Rereading The Friday Book (which includes the seminal 1967 essay “The Literature of Exhaustion” as well as its 1979 companion piece, “The Literature of Replenishment”) and Further Fridays before delving into Final Fridays (which just came out last year), I was further impressed and truly delighted by how thoughtful and provoking his essays are, especially his essays on literature. He must have been a fantastic teacher and mentor for all those writing students he had over the years. I can attest to his wonderful public speaking ability, as I was lucky enough to see him read selections from Sabbatical in Richmond in 1983. (He autographed my copy of the album of his reading from Giles Goat-Boy; as you can see above, I am a lousy photographer.) I came away from the essays in the Friday books excited about reading and with tons of ideas about what to pursue next.

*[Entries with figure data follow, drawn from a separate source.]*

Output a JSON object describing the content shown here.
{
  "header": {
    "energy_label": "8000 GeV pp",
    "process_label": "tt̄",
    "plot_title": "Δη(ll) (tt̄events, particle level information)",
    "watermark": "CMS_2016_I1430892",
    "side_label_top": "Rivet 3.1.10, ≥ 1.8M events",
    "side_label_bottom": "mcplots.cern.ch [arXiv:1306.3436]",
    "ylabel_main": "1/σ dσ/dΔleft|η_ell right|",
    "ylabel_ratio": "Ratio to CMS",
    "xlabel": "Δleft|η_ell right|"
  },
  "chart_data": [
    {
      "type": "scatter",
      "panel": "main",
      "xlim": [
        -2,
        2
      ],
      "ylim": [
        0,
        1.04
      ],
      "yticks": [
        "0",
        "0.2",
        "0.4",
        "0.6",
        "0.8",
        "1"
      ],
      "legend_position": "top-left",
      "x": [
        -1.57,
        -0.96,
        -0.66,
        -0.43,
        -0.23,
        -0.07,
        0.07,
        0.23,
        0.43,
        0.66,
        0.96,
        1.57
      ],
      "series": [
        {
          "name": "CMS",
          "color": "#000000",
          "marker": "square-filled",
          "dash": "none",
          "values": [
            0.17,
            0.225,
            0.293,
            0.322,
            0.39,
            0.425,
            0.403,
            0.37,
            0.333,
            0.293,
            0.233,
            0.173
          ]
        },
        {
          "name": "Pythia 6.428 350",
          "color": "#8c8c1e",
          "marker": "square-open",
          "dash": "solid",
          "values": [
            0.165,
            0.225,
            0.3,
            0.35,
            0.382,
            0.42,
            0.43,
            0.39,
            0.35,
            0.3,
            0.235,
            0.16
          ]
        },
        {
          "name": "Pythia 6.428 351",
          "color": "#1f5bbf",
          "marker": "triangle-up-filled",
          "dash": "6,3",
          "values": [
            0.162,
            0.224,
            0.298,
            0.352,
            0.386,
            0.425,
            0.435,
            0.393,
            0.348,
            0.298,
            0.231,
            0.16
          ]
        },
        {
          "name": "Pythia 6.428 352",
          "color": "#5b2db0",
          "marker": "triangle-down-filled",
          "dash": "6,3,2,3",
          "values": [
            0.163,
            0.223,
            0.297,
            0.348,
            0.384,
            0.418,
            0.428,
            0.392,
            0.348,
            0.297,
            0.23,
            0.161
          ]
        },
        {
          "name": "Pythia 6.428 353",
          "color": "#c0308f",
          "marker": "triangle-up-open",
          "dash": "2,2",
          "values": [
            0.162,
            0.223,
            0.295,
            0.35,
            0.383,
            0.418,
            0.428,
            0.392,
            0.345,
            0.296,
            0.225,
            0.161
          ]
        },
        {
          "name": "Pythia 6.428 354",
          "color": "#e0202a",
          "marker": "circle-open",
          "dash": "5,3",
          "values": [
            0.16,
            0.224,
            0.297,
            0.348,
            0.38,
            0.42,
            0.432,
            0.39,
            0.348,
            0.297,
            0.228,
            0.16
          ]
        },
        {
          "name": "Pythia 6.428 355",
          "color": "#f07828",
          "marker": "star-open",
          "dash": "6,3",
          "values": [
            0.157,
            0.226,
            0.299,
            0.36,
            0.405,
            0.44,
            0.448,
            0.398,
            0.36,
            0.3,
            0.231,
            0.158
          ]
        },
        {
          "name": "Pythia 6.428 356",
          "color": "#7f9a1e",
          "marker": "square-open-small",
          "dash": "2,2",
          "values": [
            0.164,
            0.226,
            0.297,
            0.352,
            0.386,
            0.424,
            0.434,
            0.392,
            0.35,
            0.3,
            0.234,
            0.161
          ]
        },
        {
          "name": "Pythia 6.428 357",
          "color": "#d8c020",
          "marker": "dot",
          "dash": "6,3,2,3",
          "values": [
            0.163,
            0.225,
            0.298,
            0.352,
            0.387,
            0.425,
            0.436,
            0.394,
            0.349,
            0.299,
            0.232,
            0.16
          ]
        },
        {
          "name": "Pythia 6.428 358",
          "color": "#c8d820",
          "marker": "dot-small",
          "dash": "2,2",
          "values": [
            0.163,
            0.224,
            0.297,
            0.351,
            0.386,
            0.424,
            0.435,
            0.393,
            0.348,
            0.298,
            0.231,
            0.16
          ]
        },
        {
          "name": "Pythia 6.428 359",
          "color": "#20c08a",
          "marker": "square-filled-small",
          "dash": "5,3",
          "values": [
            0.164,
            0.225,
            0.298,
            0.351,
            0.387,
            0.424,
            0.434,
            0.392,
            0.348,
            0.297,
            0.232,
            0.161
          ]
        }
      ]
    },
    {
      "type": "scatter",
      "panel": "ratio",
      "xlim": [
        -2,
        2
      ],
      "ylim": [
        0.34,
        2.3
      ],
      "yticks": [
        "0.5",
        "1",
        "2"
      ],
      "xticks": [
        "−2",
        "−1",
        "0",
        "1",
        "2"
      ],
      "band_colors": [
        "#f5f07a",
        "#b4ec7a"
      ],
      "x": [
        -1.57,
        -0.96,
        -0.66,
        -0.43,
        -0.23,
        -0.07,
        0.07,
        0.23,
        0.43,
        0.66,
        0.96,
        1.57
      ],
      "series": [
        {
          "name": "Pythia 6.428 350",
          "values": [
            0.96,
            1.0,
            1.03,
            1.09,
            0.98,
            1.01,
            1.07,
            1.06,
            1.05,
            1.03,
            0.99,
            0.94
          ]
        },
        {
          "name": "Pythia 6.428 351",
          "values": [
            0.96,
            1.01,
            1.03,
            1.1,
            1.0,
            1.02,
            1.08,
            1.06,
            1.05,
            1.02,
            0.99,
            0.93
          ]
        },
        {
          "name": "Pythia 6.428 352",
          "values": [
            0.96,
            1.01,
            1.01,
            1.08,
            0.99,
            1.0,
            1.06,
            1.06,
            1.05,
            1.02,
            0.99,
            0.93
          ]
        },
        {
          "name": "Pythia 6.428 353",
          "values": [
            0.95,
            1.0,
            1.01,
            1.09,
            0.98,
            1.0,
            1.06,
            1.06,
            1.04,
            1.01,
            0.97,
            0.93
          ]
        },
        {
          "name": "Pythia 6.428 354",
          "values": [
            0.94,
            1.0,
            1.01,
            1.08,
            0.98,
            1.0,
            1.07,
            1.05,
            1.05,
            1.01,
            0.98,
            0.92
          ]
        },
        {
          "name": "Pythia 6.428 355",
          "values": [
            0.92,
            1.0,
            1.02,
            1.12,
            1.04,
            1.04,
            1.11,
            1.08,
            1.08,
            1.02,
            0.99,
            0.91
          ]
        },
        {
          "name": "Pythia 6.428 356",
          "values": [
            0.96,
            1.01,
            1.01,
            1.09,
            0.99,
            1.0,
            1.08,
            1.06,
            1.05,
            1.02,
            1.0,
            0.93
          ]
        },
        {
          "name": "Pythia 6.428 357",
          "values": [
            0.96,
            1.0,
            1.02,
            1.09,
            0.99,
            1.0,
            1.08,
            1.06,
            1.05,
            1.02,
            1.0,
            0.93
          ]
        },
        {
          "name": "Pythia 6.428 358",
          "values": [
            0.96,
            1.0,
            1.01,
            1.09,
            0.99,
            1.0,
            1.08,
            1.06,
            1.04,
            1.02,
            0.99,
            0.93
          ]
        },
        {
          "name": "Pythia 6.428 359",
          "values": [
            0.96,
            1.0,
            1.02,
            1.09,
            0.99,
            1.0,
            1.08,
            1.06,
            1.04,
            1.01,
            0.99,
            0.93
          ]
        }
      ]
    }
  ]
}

His non-fiction writing turns out to be some of his best writing.
His latest novel, Every Third Thought (the title, of coursing, quoting Prospero in The Tempest), is effective, moving, and touching. As the narrator grapples with old age, explores the concept of losing his wife and soul-mate, and dives into complex explorations of language, narrative, and the act of writing creative fiction, Barth demonstrates with skill and verve so many of the ideas he has explored in his essays and previous fiction. It really is a deeply moving book, made all the more poignant by its ambiguous ending-- and by the essay “The End? On Writing No Further Fiction, Probably” in Final Fridays, where he basically says his muse has dried up and he can’t write fiction anymore. Can this be true? Will there be no more fiction from the seemingly endless font of stories and ideas from this masterful writer?
The thought is crushing. Because in spite of my disappointments and frustration with his writing, I know that those problems are mine and not his. I know that his style of experimentation is somewhat out of fashion. He was more respected in the ‘60s and ‘70s (Chimera won the National Book Award in 1973). It’s easy to see why he’s not thought of as much these days, when there’s so much twaddle out there that passes for literary criticism, like this:
Literary tricks really are for kids, and once you realize that it’s harder to do the straight story, the obfuscations and labyrinthine justifications of the game player seem like a bit too much protestation, no? (N. Thomson)It’s a shame, really, because Barth is one of America’s greatest literary thinkers and writers. His is a friendly voice, a voice of wisdom and humor that was deeply influential on me, in that way that only writers can be at a certain stage in life. I have no idea what he’s up to now, but I hope his muse has not deserted him. So here’s a tribute to you, Mr. Barth: thank you for all your work. Thank you for a life devoted to literature. Thank you for the nudges and shoves to other great works of literature out there to discover. And most of all, thank you for all the stories.
Very interesting, Sam. Sadly, I have not read any of Barth's work, although you have talked about him before. This post is a useful starting point!